Journal of Engineering and Applied Sciences

Year: 2019
Volume: 14
Issue: 17
Page No. 6317 - 6335

Real World Data Clustering using a Hybrid of Normalized Particle Swarm Optimization and Density–Sensitive Distance Measure

Authors : Temitayo Fagbola, Olugbara Oludayo and Surendra Thakur

Abstract: k–means is among the most widely used classical partitioned clustering algorithms mainly because of its quick convergence rate, adaptability nature to sparse data and simplicity of implementation. However, it only guarantees convergence of sum of square’s objective function to a local minimum while its convergence to global optimum appears NP–hard when introduced to large, noisy and non–convex structures. This in turn maximizes its error margin. Most currently existing improvements on k–means adopt techniques which further introduce additional challenges including inaccurate clustering results, high space and time complexities and sometimes premature convergence on k–means. However, high accuracy with large datasets, robustness to noisy data, low clustering time and low sum–of–squared error are sought–after capabilities of good clustering algorithms. In this study, a hybrid Normalized Particle Swarm Optimized–Density Sensitive (NPSO–DS) k–means algorithm is developed to manage the aforementioned limitations of k–means. The proposed NPSO–DS k–means algorithm combines the global stability feature of the normalized Particle Swarm Optimization (PSO) technique incorporating a min–max technique and a clustering error as objective function with the stable properties of a density–sensitive k–means to realize convergence of particles to global optimum with large and noisy real–world datasets.

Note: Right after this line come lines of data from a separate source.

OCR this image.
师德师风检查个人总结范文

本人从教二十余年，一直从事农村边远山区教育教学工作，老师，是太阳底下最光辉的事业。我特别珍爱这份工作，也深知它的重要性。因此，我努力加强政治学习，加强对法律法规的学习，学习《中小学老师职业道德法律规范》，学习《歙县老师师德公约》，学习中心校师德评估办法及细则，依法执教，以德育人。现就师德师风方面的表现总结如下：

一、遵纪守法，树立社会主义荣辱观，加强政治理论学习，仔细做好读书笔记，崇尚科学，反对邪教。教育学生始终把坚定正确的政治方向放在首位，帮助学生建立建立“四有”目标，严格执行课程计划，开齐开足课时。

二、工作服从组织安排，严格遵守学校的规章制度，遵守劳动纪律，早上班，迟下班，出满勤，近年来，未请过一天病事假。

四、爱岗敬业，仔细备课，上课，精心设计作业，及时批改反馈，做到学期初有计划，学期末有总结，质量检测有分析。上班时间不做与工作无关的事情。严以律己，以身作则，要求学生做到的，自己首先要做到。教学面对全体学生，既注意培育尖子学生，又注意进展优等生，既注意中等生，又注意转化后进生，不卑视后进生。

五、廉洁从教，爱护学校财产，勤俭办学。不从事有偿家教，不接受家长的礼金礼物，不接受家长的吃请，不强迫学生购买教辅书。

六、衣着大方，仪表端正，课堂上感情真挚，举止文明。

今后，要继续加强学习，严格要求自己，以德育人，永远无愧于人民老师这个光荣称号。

Using clustering accuracy, sum–of–squared error and clustering time as performance metrics, the experimental evaluation results obtained when the developed algorithm was tested on Educational Process Mining (EPM) and wine datasets indicate that it is significantly capable of consistently yielding high quality results. Furthermore, the developed NPSO–DS k–means algorithm could identify non–convex clustering structures and offers appreciable robustness to noisy data, thus, generalizing the application areas of the baseline k–means algorithm.

How to cite this article:

Temitayo Fagbola, Olugbara Oludayo and Surendra Thakur, 2019. Real World Data Clustering using a Hybrid of Normalized Particle Swarm Optimization and Density–Sensitive Distance Measure. Journal of Engineering and Applied Sciences, 14: 6317-6335.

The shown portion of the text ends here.